The factors we will discuss here include:
- Dew point temperature
- Evaporative cooling
- Upper air temperatures
- Bring it all together
It’s a lot more complicated than just temperature – look to the dew point. The dew point is an additional atmospheric parameter that tells us the temperature at which water condenses at in the surface environment. If the temperature is 2C however the dew point is 0C, that means that any condensed water, or surface water, is likely to be closer to 0C. This means that precipitation has the potential to freeze when it reaches the surface if the dew point is at or below freezing – irrespective of air temperature.
This also means that if the dew point is 0C, then the temperature of the precipitation itself is likely to be 0C. So, if the air temp is 3C, however the dew point is 0C, then if you were to stick a thermometer on the precipitation it would measure somewhere between 3 and 0C, – probably closer to 0C. Of course, this means that the precipitation will more likely be snow when the dew point is at or below freezing.
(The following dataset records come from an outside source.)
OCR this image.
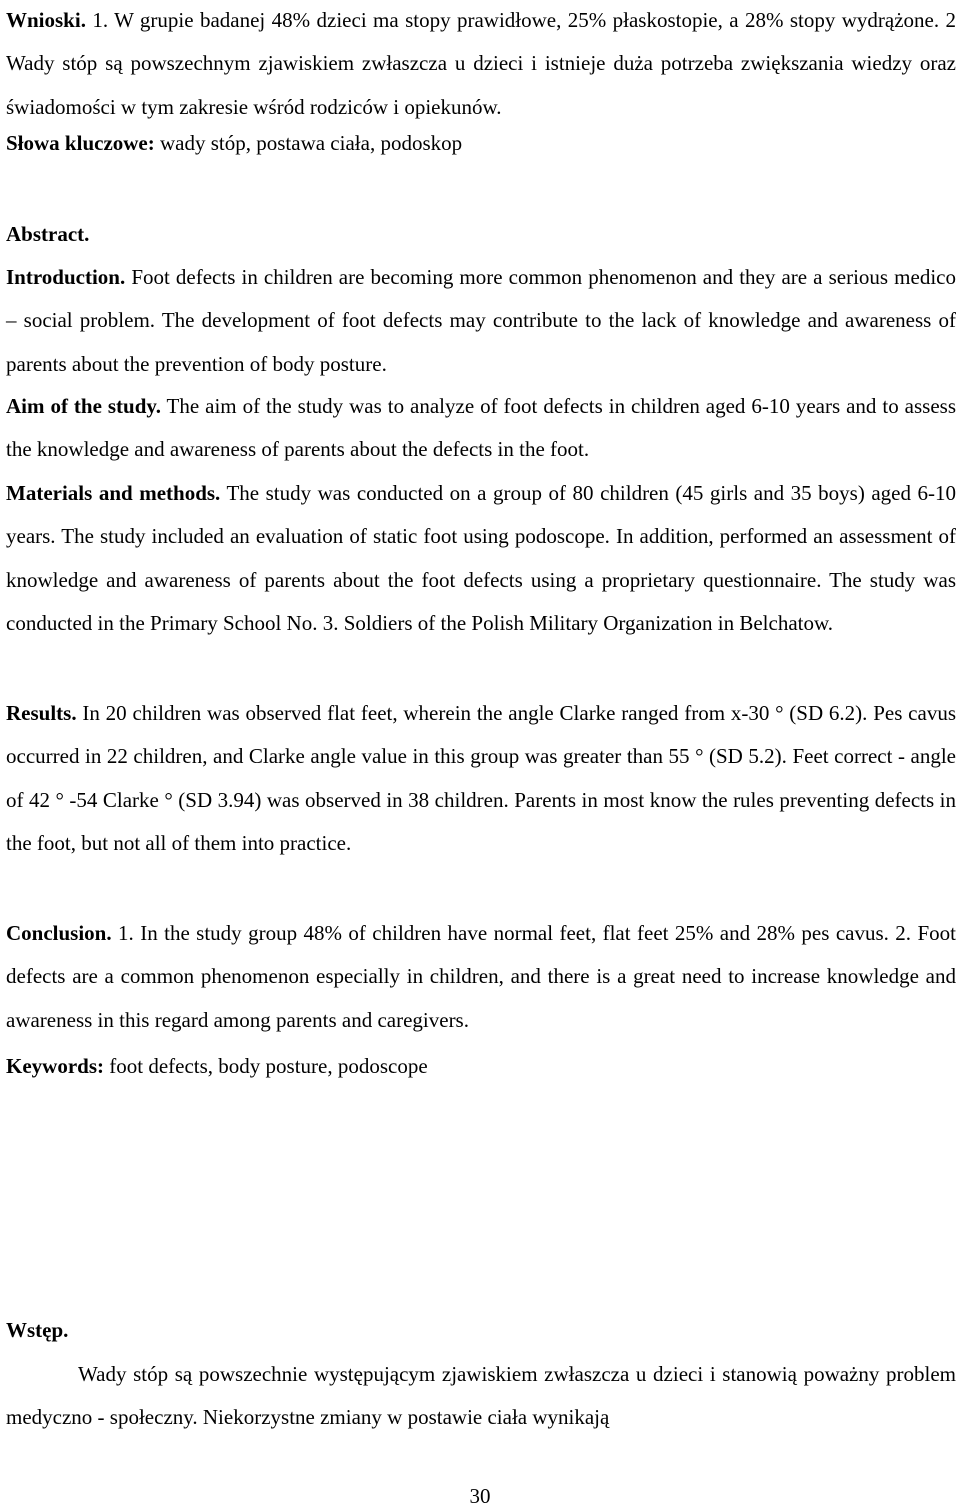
Wnioski. 1. W grupie badanej 48% dzieci ma stopy prawidłowe, 25% płaskostopie, a 28% stopy wydrążone. 2 Wady stóp są powszechnym zjawiskiem zwłaszcza u dzieci i istnieje duża potrzeba zwiększania wiedzy oraz świadomości w tym zakresie wśród rodziców i opiekunów.

Słowa kluczowe: wady stóp, postawa ciała, podoskop

Abstract.

Introduction. Foot defects in children are becoming more common phenomenon and they are a serious medico – social problem. The development of foot defects may contribute to the lack of knowledge and awareness of parents about the prevention of body posture.

Aim of the study. The aim of the study was to analyze of foot defects in children aged 6-10 years and to assess the knowledge and awareness of parents about the defects in the foot.

Materials and methods. The study was conducted on a group of 80 children (45 girls and 35 boys) aged 6-10 years. The study included an evaluation of static foot using podoscope. In addition, performed an assessment of knowledge and awareness of parents about the foot defects using a proprietary questionnaire. The study was conducted in the Primary School No. 3. Soldiers of the Polish Military Organization in Belchatow.

Results. In 20 children was observed flat feet, wherein the angle Clarke ranged from x-30 ° (SD 6.2). Pes cavus occurred in 22 children, and Clarke angle value in this group was greater than 55 ° (SD 5.2). Feet correct - angle of 42 ° -54 Clarke ° (SD 3.94) was observed in 38 children. Parents in most know the rules preventing defects in the foot, but not all of them into practice.

Conclusion. 1. In the study group 48% of children have normal feet, flat feet 25% and 28% pes cavus. 2. Foot defects are a common phenomenon especially in children, and there is a great need to increase knowledge and awareness in this regard among parents and caregivers.

Keywords: foot defects, body posture, podoscope

Wstęp.

Wady stóp są powszechnie występującym zjawiskiem zwłaszcza u dzieci i stanowią poważny problem medyczno - społeczny. Niekorzystne zmiany w postawie ciała wynikają

30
An air temp of 3C and a dew point of -1C will almost guarantee snow, because remember, the temperature of the precipitation is likely to be slightly higher than the dew point temperature. An air temp of 3C and dew point of 2C will definitely give rain, for this reason. So, you have now learnt that air temperature isn’t really too important. Look to the dew point. Low dew points are often indicative of a cold, continental air mass, which is often found in sunny conditions. This can heat up the surface layer, often to around 4-6C, especially in Spring. However, the dew points provide more information about the temperature of the air mass and likelihood for rain or snow, for scientific reasons I will not go into during this blog post.
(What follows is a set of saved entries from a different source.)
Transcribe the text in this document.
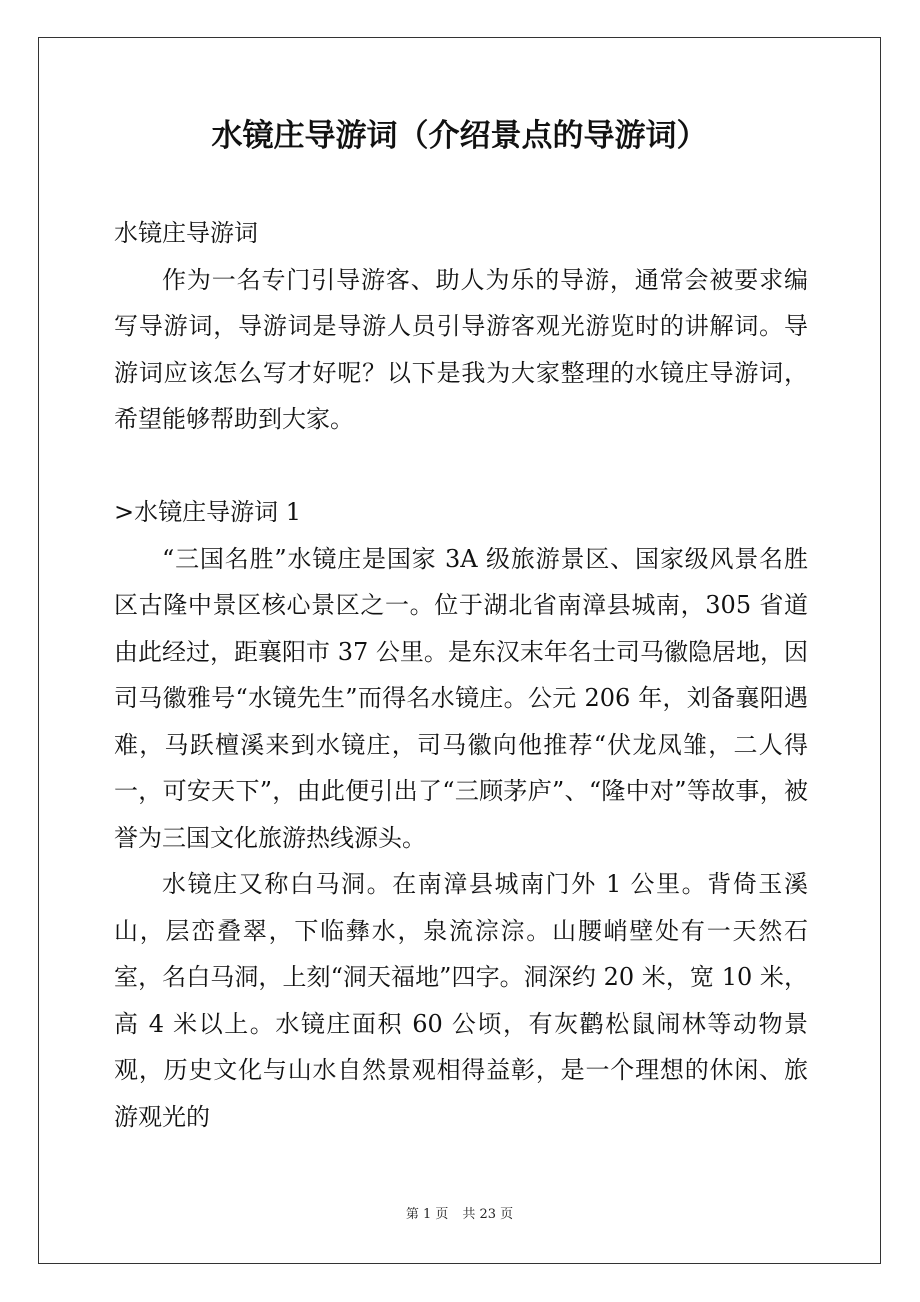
水镜庄导游词（介绍景点的导游词）

水镜庄导游词

作为一名专门引导游客、助人为乐的导游，通常会被要求编写导游词，导游词是导游人员引导游客观光游览时的讲解词。导游词应该怎么写才好呢？以下是我为大家整理的水镜庄导游词，希望能够帮助到大家。

>水镜庄导游词 1

“三国名胜”水镜庄是国家 3A 级旅游景区、国家级风景名胜区古隆中景区核心景区之一。位于湖北省南漳县城南，305 省道由此经过，距襄阳市 37 公里。是东汉末年名士司马徽隐居地，因司马徽雅号“水镜先生”而得名水镜庄。公元 206 年，刘备襄阳遇难，马跃檀溪来到水镜庄，司马徽向他推荐“伏龙凤雏，二人得一，可安天下”，由此便引出了“三顾茅庐”、“隆中对”等故事，被誉为三国文化旅游热线源头。

水镜庄又称白马洞。在南漳县城南门外 1 公里。背倚玉溪山，层峦叠翠，下临彝水，泉流淙淙。山腰峭壁处有一天然石室，名白马洞，上刻“洞天福地”四字。洞深约 20 米，宽 10 米，高 4 米以上。水镜庄面积 60 公顷，有灰鹳松鼠闹林等动物景观，历史文化与山水自然景观相得益彰，是一个理想的休闲、旅游观光的

第 1 页 共 23 页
Another factor is evaporative cooling. This is a mechanism whereby the intensity of precipitation can allow in-situ cooling of the air mass and subsequent lowering of the snow line. It can reduce the air temperature by several degrees within a short time frame, i.e. an hour, thus turning the rain to snow. This is quite common during frontal snow events. During these events, calculate the “wet bulb” temperature, and this is the temperature that will shortly be found following around 2/3mm of precipitation, although light winds and adequate precipitation intensity is required. Evaporative cooling will not be effective in a relative humidity above 90%, because the air is already saturated so further evporative cooling is not possible. During this process, moisture evaporates from the snowflake, the kinetic energy within the evaporated molecules derives latent heat from the atmosphere.
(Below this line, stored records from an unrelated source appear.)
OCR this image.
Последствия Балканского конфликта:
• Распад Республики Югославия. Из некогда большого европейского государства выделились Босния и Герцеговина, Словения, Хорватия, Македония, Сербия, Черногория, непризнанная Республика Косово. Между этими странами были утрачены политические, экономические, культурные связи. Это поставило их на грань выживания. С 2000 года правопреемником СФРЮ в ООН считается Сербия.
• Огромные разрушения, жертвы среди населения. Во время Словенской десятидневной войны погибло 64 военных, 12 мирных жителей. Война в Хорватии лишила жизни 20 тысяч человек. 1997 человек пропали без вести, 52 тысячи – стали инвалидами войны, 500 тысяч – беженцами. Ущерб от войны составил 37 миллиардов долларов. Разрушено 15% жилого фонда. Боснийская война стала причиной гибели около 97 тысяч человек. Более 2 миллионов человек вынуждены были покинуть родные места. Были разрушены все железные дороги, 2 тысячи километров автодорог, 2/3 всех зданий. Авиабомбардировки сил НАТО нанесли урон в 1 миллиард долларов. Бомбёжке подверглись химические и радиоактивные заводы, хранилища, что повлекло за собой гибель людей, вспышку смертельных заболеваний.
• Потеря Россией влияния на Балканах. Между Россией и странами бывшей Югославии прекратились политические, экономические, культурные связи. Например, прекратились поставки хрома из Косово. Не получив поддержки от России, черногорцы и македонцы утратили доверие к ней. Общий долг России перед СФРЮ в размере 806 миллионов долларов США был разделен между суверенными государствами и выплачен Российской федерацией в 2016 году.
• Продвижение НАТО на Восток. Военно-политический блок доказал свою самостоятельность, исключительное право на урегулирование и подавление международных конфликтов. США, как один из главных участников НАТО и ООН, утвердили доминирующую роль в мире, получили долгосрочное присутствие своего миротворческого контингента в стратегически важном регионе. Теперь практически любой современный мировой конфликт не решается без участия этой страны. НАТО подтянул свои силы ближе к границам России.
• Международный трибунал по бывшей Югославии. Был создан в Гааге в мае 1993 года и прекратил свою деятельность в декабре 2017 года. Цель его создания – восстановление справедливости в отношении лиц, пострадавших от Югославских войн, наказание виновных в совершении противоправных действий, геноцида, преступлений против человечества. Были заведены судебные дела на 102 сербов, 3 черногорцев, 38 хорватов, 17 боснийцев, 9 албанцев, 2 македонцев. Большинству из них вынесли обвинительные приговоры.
Next is upper air temperatures.
This isn’t a particularly useful one. Mainly because we aren’t looking for a specific temperature here, unlike explained in the dew point example. It can rain with an upper air temperature of -4C, and snow with an upper air temp of 0C. The upper air temperature is the temperature at 850millibars. In low heights, the upper air temperature level is brought closer to the surface because the surface pressure starts off lower. Think of it as moving the pressure gradient downwards. This means that for a particular flow, say an easterly, -4C uppers may be fine in very low pressure, however will result in rain in a higher pressure flow because the upper air temperature is raised by around 400ft. This is why I would shy away from using upper air temperatures unless you’re experienced. They can be very useful when one is aware of the particular upper air thresholds which exist, these are dependent on the atmospheric setup and factors in place. For example, ascertaining that the sea level upper air temp requirement is -7C, so with -6C uppers we can be confident that snow will fall to roughly 150m on the coast and 50m in land. This gradient is because inland the requirements are usually a bit lower because we can factor out heating from the sea.
The freezing line is much better for those with less knowledge, because it is a fixed value. A freezing line of 300m will produce snow to heights between 50 and 150m, because snow generally will make it relatively intact to heights between 150 and 250m below the freezing level because the dew point will remain at or below freezing for this extent.